What say you in your state?  If you have an old, cord and plug vending machine that has been in the same place for more than 10 years and it needs work, is the electric that supplies it required to be upgraded?   The NEC, section 422.51 required vending machines that are directly wired, as well as those that are cord-and-plug connected, are required to be GFCI protected. 

If the machine requires maintenance or an upgrade like a new PC board, dollar bill collector or credit card reader, etc., or adding UPS in the machine, is the outlet required to meet the 422.51?


----------



## ICE (May 12, 2016)

That's a tricky one..like the chicken and the egg.  If they unplug the machine they can't plug it back in without GFCI protection.  Hardwired...not so much.


----------



## mark handler (May 12, 2016)

If the building wiring is not altered, no
If the building wiring is repaired or altered, yes
There is no permit required to maintain the machine


----------



## fatboy (May 12, 2016)

I would be in the same line of thought as Mark.


----------



## steveray (May 13, 2016)

Interesting.....I think I would go with required, but since there is no permit (cord and plug), it won't happen....

*IBC 105.2 Work exempt from permit. *

Exemptions from permit requirements of this code shall not be deemed to grant authorization for any work to be done in any manner in violation of the provisions of this code or any other laws or ordinances of this jurisdiction.


----------



## mark handler (May 13, 2016)

The problem is where do you stop.

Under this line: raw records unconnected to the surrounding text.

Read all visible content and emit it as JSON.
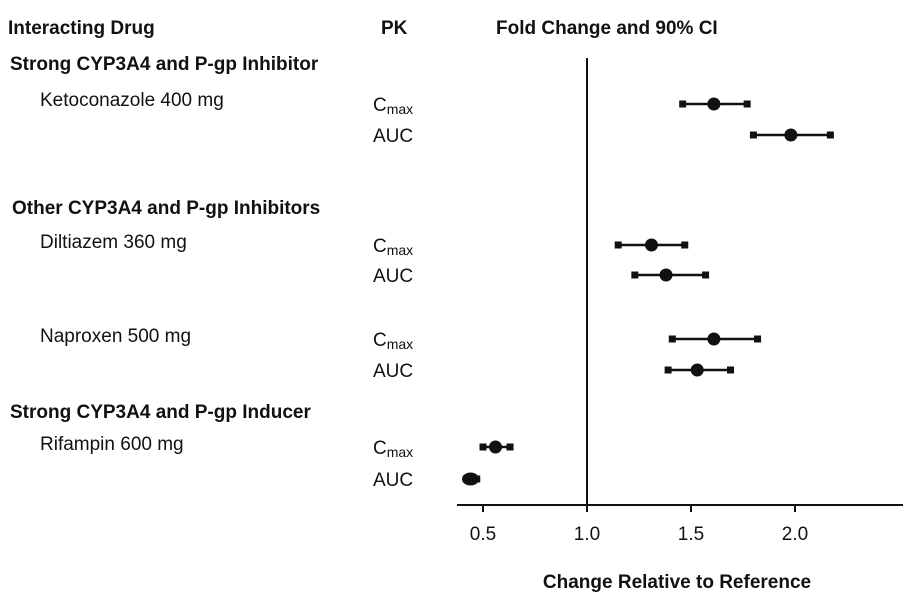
{
  "headers": {
    "drug": "Interacting Drug",
    "pk": "PK",
    "fold": "Fold Change and 90% CI"
  },
  "groups": [
    {
      "label": "Strong CYP3A4 and P-gp Inhibitor"
    },
    {
      "label": "Other CYP3A4 and P-gp Inhibitors"
    },
    {
      "label": "Strong CYP3A4 and P-gp Inducer"
    }
  ],
  "chart_data": {
    "type": "forest",
    "xlabel": "Change Relative to Reference",
    "xlim": [
      0.4,
      2.45
    ],
    "xticks": [
      0.5,
      1.0,
      1.5,
      2.0
    ],
    "xtick_labels": [
      "0.5",
      "1.0",
      "1.5",
      "2.0"
    ],
    "reference_line": 1.0,
    "rows": [
      {
        "group": "Strong CYP3A4 and P-gp Inhibitor",
        "drug": "Ketoconazole 400 mg",
        "pk": "Cmax",
        "pk_main": "C",
        "pk_sub": "max",
        "estimate": 1.61,
        "lower": 1.46,
        "upper": 1.77
      },
      {
        "group": "Strong CYP3A4 and P-gp Inhibitor",
        "drug": "",
        "pk": "AUC",
        "pk_main": "AUC",
        "pk_sub": "",
        "estimate": 1.98,
        "lower": 1.8,
        "upper": 2.17
      },
      {
        "group": "Other CYP3A4 and P-gp Inhibitors",
        "drug": "Diltiazem 360 mg",
        "pk": "Cmax",
        "pk_main": "C",
        "pk_sub": "max",
        "estimate": 1.31,
        "lower": 1.15,
        "upper": 1.47
      },
      {
        "group": "Other CYP3A4 and P-gp Inhibitors",
        "drug": "",
        "pk": "AUC",
        "pk_main": "AUC",
        "pk_sub": "",
        "estimate": 1.38,
        "lower": 1.23,
        "upper": 1.57
      },
      {
        "group": "Other CYP3A4 and P-gp Inhibitors",
        "drug": "Naproxen 500 mg",
        "pk": "Cmax",
        "pk_main": "C",
        "pk_sub": "max",
        "estimate": 1.61,
        "lower": 1.41,
        "upper": 1.82
      },
      {
        "group": "Other CYP3A4 and P-gp Inhibitors",
        "drug": "",
        "pk": "AUC",
        "pk_main": "AUC",
        "pk_sub": "",
        "estimate": 1.53,
        "lower": 1.39,
        "upper": 1.69
      },
      {
        "group": "Strong CYP3A4 and P-gp Inducer",
        "drug": "Rifampin 600 mg",
        "pk": "Cmax",
        "pk_main": "C",
        "pk_sub": "max",
        "estimate": 0.56,
        "lower": 0.5,
        "upper": 0.63
      },
      {
        "group": "Strong CYP3A4 and P-gp Inducer",
        "drug": "",
        "pk": "AUC",
        "pk_main": "AUC",
        "pk_sub": "",
        "estimate": 0.44,
        "lower": 0.42,
        "upper": 0.47
      }
    ]
  }
}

Complete building rewire, just to fix a machine?


----------



## steveray (May 13, 2016)

The way I look at it, you are going to die from eating out of vending machines anyway.....


----------



## snowroski (May 20, 2016)

Perhaps not for us to regulate or require GFCI protection, but, as soon as someone is zapped or injured, everyone is at fault for not providing the protection the code requires.  
But, as a means of CYA, we recommend that GFCI protection is put in place when these things are identified.


----------



## Filthy McNasty (Feb 1, 2017)

Agree with Mark as the NEC isn't retroactive.


----------



## steveray (Feb 13, 2017)

Funny that ICE and I are both "stricter" on this one...


----------



## Pcinspector1 (Feb 13, 2017)

Had't moved it for 10 years, "Wonder if those Cheetos's are still good laying under it?"


----------



## mark handler (Feb 13, 2017)

ICE said:


> That's a tricky one..like the chicken and the egg.  If they unplug the machine they can't plug it back in without GFCI protection.  Hardwired...not so much.


Hardwired...per 2014 NEC (422.51B) you *Shall *use a GFCI Breaker.


----------



## ICE (Feb 13, 2017)

Pcinspector1 said:


> Had't moved it for 10 years, "Wonder if those Cheetos's are still good laying under it?"


Fatboy would say yes.


----------



## linnrg (Feb 13, 2017)

........ could save on on car insurance


----------